My first time to visit the infamous Auschwitz-Birkenau concentration and death camp in Poland took place three years ago.
My stomach was sick with the feeling of being in a place where more than a million people’s lives were exterminated just 75 years prior.
Let that sink in — over a million people, murdered at this very location.
This was the largest of the Nazi concentration camps. The camp was abandoned in January 1945 when the Nazis heard the Soviets were on their way. The Nazis marched 60,000 prisoners to other locations. Left behind were piles of corpses and thousands of emaciated prisoners.
Nine months later, the deadliest conflict in human history — World War II — would end with the surrender of Japan.

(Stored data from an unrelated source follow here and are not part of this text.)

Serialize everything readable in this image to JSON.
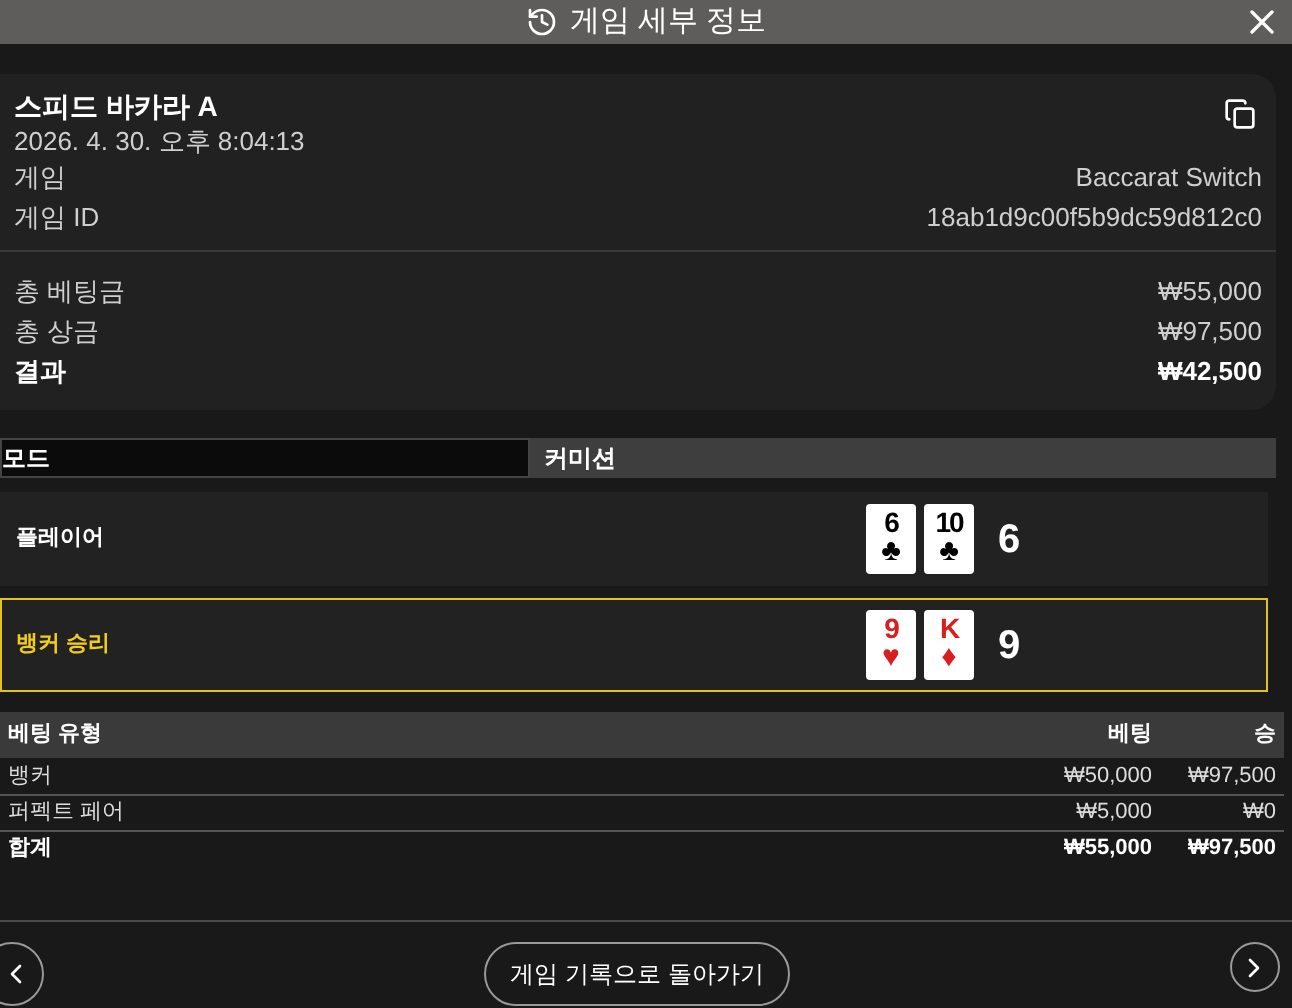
{
  "header": {
    "title": "게임 세부 정보"
  },
  "summary": {
    "table_name": "스피드 바카라 A",
    "datetime": "2026. 4. 30. 오후 8:04:13",
    "details": [
      {
        "label": "게임",
        "value": "Baccarat Switch"
      },
      {
        "label": "게임 ID",
        "value": "18ab1d9c00f5b9dc59d812c0"
      }
    ],
    "totals": [
      {
        "label": "총 베팅금",
        "value": "₩55,000",
        "bold": false
      },
      {
        "label": "총 상금",
        "value": "₩97,500",
        "bold": false
      },
      {
        "label": "결과",
        "value": "₩42,500",
        "bold": true
      }
    ]
  },
  "mode": {
    "label": "모드",
    "value": "커미션"
  },
  "hands": [
    {
      "name": "플레이어",
      "winner": false,
      "score": "6",
      "cards": [
        {
          "rank": "6",
          "suit": "♣",
          "red": false
        },
        {
          "rank": "10",
          "suit": "♣",
          "red": false
        }
      ]
    },
    {
      "name": "뱅커 승리",
      "winner": true,
      "score": "9",
      "cards": [
        {
          "rank": "9",
          "suit": "♥",
          "red": true
        },
        {
          "rank": "K",
          "suit": "♦",
          "red": true
        }
      ]
    }
  ],
  "bets": {
    "columns": [
      "베팅 유형",
      "베팅",
      "승"
    ],
    "rows": [
      {
        "cells": [
          "뱅커",
          "₩50,000",
          "₩97,500"
        ],
        "total": false
      },
      {
        "cells": [
          "퍼펙트 페어",
          "₩5,000",
          "₩0"
        ],
        "total": false
      },
      {
        "cells": [
          "합계",
          "₩55,000",
          "₩97,500"
        ],
        "total": true
      }
    ]
  },
  "footer": {
    "back_button": "게임 기록으로 돌아가기"
  }
}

The victory belonged to the Allied forces, who fought long and hard.
Over 416,000 United States soldiers gave their lives fighting in the war. Over 10,000,000 Allied forces died in total.
My wife and I had moved to Poland just over a year before this photo was taken. Three years later, as I go about my ministry, I see the town on the map almost every day. But the first time I was there, I stepped across the railroad tracks and saw umbrellas framed in the death-camp fence.
I sprinted to catch the moment.
Just before visiting Auschwitz, we had toured a museum dedicated to the Jewish life, communities and culture of southern Poland prior to the Holocaust. So much of the history was on my mind and I felt the despair in my gut.
And here was a tourist’s brightly colored umbrella among the ruins of the former camp.
Looking back, now, after learning more about both the Polish views of their own history and the distrust the Holocaust began among many Jews, I hope that my presence in Europe is like that umbrella — the light of the gospel of Jesus Christ in a place of spiritual darkness.
That umbrella stands out to me because it was a spot of color on that awful ground.
This is perhaps the most famous scene from Birkenau. These tracks led to death for so many Jews.
I took this image of the railroad tracks as a catalogue of the history. There is no way I could improve on an image seen millions of times already. But I wanted to catalogue the scene in my own mind and camera.
I don’t want to forget the history.
I shot this image as a panorama — several photos combined edge-to-edge to get the whole scene with a longer 85 mm lens. I wanted the people and buildings to be out of focus and the fast aperture on the lens gave the best depth of field, putting the emphasis on the famous gate.
So many images of Auschwitz display these ironic words; this camp claimed so many lives. Those who died here never saw freedom again.
As a photographer visiting the camp, I wanted to remind people of these famous scenes and these famous details from such a horrifying place.